Anti-virus software makers agreed that traditional signature-based tools alone will not suffice to stop the new breed of worm, but they said that the attacks can be thwarted using a combination of those products and newer behavior-based systems.
Officials at AV market leader Symantec, based in Cupertino, Calif., said that they view Storm as more of a Trojan than a worm, based on the fact that its spread is relying on social engineering methods versus automated propagation.
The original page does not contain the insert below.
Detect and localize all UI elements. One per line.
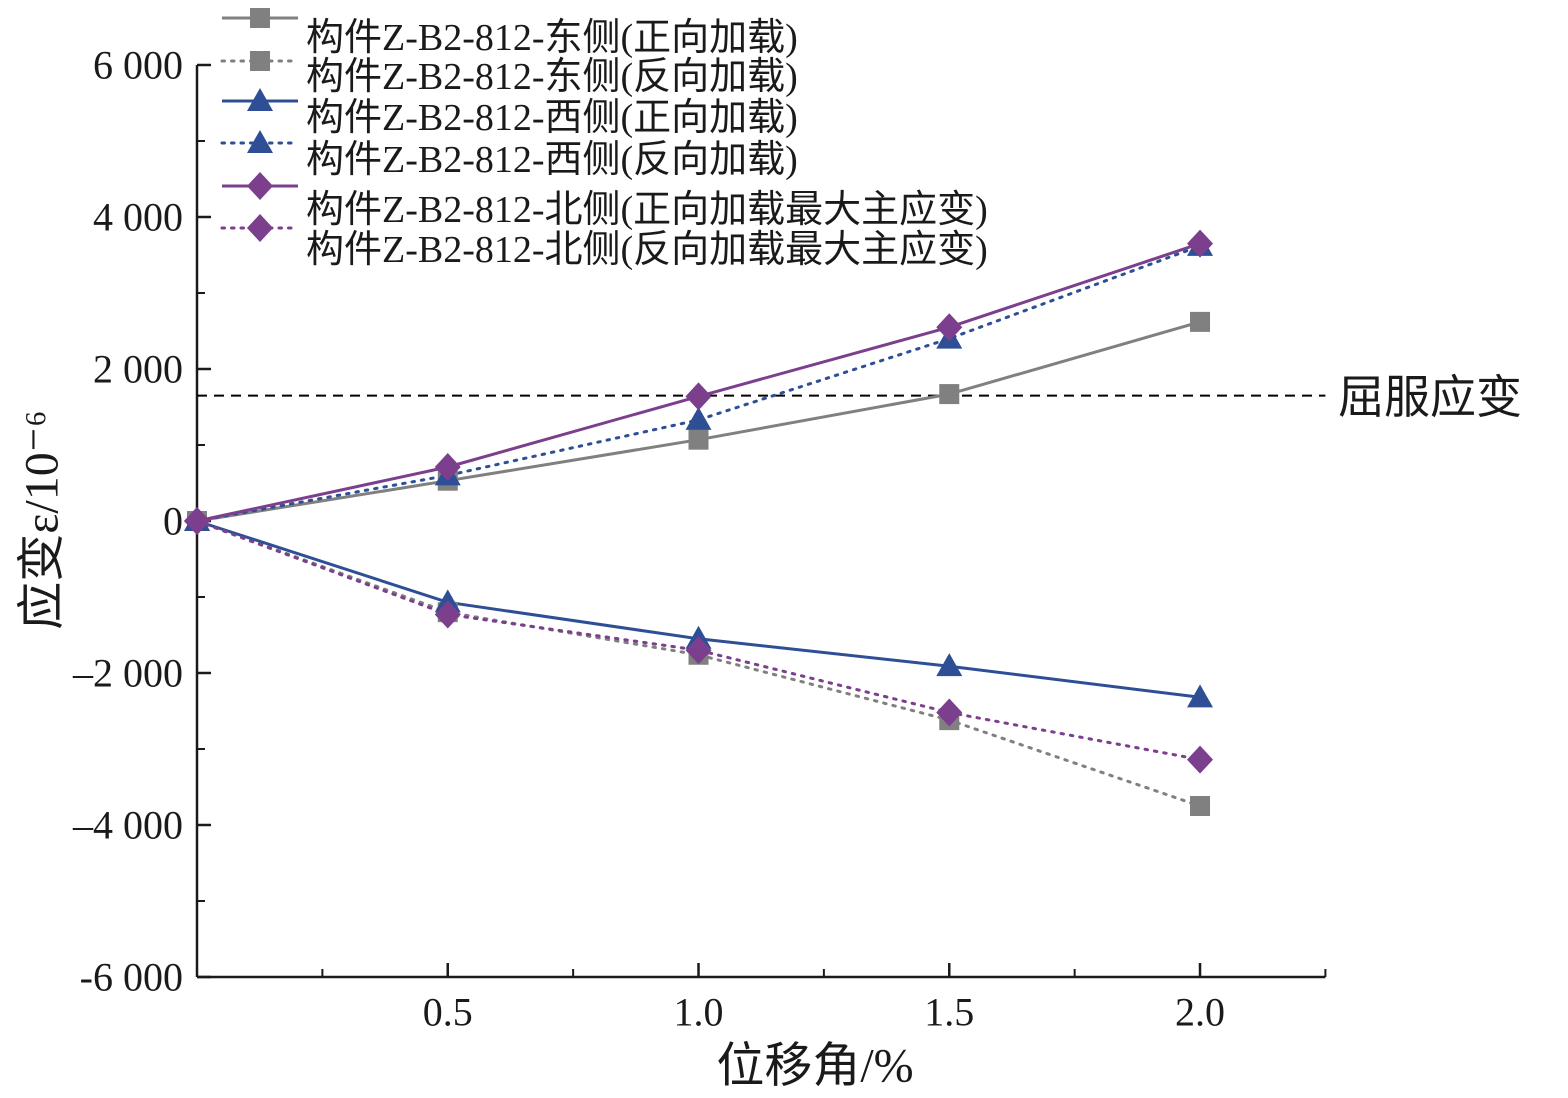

Either way, users should rely on a defense-in-depth security strategy to protect themselves from either form of attack, according to Dave Cole, director of Symantec's Security Response team.
"The major threat of today isn't the worm of yesteryear, but really the Trojan attack as the designers are using really sophisticated social engineering to trick people into downloading," Cole said. "The classical worms are still out there, we still see a ton, but the reality is they are not infecting nearly as many people because of the defenses out there; these new ones are a bigger threat."
While behavior-based tools such as IDSes may represent the most effective form of defense against the rapidly-changing worm threats of today, users should still employ signature-based anti-virus applications to protect against anything that sneaks through those filters, according to the Symantec researcher.
Dan Hubbard, vice president of security research at San Diego-based Websense, said that much as with every other breed of malware, worms will be increasingly laced together with different types of attacks to help increase their reach and destruction.
He said worms won't likely become the leading virus format again anytime soon, according to the expert, but they will remain on malware artists' palettes as yet another option when they are creating their latest work.
"At a macro level, e-mail only worms have become less frequent, but their use in combination with other attacks is getting more sophisticated and will likely continue to appear," Hubbard said. "Automation will be used to deliver new variants even faster than ever, and they will be self-updating and self-modifying; this is part of the overall increase we're seeing in the variety of ways that people are being infected over the Web."